The only bad thing about making a meal is the difficult clean-up. With this one-pan mozzarella stuffed chicken parmesan, you can have an amazing meal without having to worry about a tornado tearing through your kitchen.


  • 5 boneless, skinless chicken thighs
  • Salt (to taste)
  • 1 egg
  • 1 teaspoon garlic powder
  • ½ teaspoon salt
  • ¼ cup breadcrumbs
  • ¼ cup Panko breadcrumbs
  • 1 teaspoon dried Italian herbs
  • 2 tablespoons grated parmesan cheese
  • 2 teaspoons olive oil
  • 5 tablespoons garlic and herb flavored tomato paste
  • 2 teaspoons dried parsley (optional)
  • 2 teaspoons garlic powder (Extra)
  • 2 teaspoons vegetable stock powder, divided
  • 10 thin slices Mozzarella cheese
  • 1 jar Due Amici Marinara Sauce


  1. Preheat oven to 450F. Lightly pound fillets between sheets of parchment/baking paper to ¼-inch thickness using a mallet. Pat chicken dry; season with salt.
  2. In a shallow medium-sized bowl, whisk the the egg, garlic powder and salt together. Set aside.
  3. In a separate shallow bowl, combine the breadcrumbs, Panko, basil and parmesan cheese.
  4. Spread 1 tablespoon tomato paste over one side of each fillet; top with parsley, garlic powder and vegetable stock powder; place one slice of mozzarella onto each half of a fillet; roll each fillet (starting from the cheese end) and place seam side down. (Seal with a toothpick if needed).
  5. Heat the olive oil in a 12-inch cast iron skillet (or oven-proof frying pan) over medium heat.
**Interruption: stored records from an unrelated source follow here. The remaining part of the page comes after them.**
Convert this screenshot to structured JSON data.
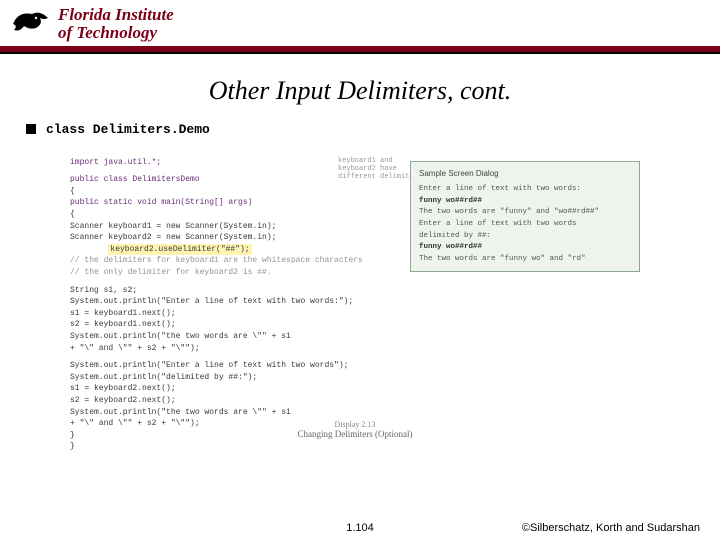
{
  "header": {
    "institution_line1": "Florida Institute",
    "institution_line2": "of Technology"
  },
  "title": "Other Input Delimiters, cont.",
  "bullet": {
    "text": "class Delimiters.Demo"
  },
  "code": {
    "l1": "import java.util.*;",
    "l2": "public class DelimitersDemo",
    "l3": "{",
    "l4": "    public static void main(String[] args)",
    "l5": "    {",
    "l6": "        Scanner keyboard1 = new Scanner(System.in);",
    "l7": "        Scanner keyboard2 = new Scanner(System.in);",
    "l8": "        keyboard2.useDelimiter(\"##\");",
    "l9": "        // the delimiters for keyboard1 are the whitespace characters",
    "l10": "        // the only delimiter for keyboard2 is ##.",
    "l11": "        String s1, s2;",
    "l12": "        System.out.println(\"Enter a line of text with two words:\");",
    "l13": "        s1 = keyboard1.next();",
    "l14": "        s2 = keyboard1.next();",
    "l15": "        System.out.println(\"the two words are \\\"\" + s1",
    "l16": "                           + \"\\\" and \\\"\" + s2 + \"\\\"\");",
    "l17": "        System.out.println(\"Enter a line of text with two words\");",
    "l18": "        System.out.println(\"delimited by ##:\");",
    "l19": "        s1 = keyboard2.next();",
    "l20": "        s2 = keyboard2.next();",
    "l21": "        System.out.println(\"the two words are \\\"\" + s1",
    "l22": "                           + \"\\\" and \\\"\" + s2 + \"\\\"\");",
    "l23": "    }",
    "l24": "}"
  },
  "note": {
    "l1": "keyboard1 and",
    "l2": "keyboard2 have",
    "l3": "different delimiters."
  },
  "dialog": {
    "title": "Sample Screen Dialog",
    "l1": "Enter a line of text with two words:",
    "l2": "funny wo##rd##",
    "l3": "The two words are \"funny\" and \"wo##rd##\"",
    "l4": "Enter a line of text with two words",
    "l5": "delimited by ##:",
    "l6": "funny wo##rd##",
    "l7": "The two words are \"funny wo\" and \"rd\""
  },
  "caption": {
    "display": "Display 2.13",
    "text": "Changing Delimiters (Optional)"
  },
  "footer": {
    "page": "1.104",
    "copyright": "©Silberschatz, Korth and Sudarshan"
  }
}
Evenly coat the rolled chicken fillets into the egg mixture, then into the breadcrumb mixture.
  6. Place the chicken (seam side down again) into the preheated skillet/pan and cook on each side until the coating is golden brown and the cheese on the inside has melted (approx. 4-5 minutes).
  7. Reduce heat to low and pour in the pasta sauce.
  8. Move the chicken with tongs so the sauce is evenly covered over the base of the pan; allow to simmer until fragrant (approx. 1-2 minutes).
  9. Pour some sauce from the pan over each chicken; place skillet/pan in the oven to cook for a further 10 minutes.
  10. Remove pan from oven; top each chicken roll with remaining cheese slices; return to oven and allow to grill/broil on medium heat until cheese has melted over the top.
  11. Garnish with extra dried parsley and Italian herbs.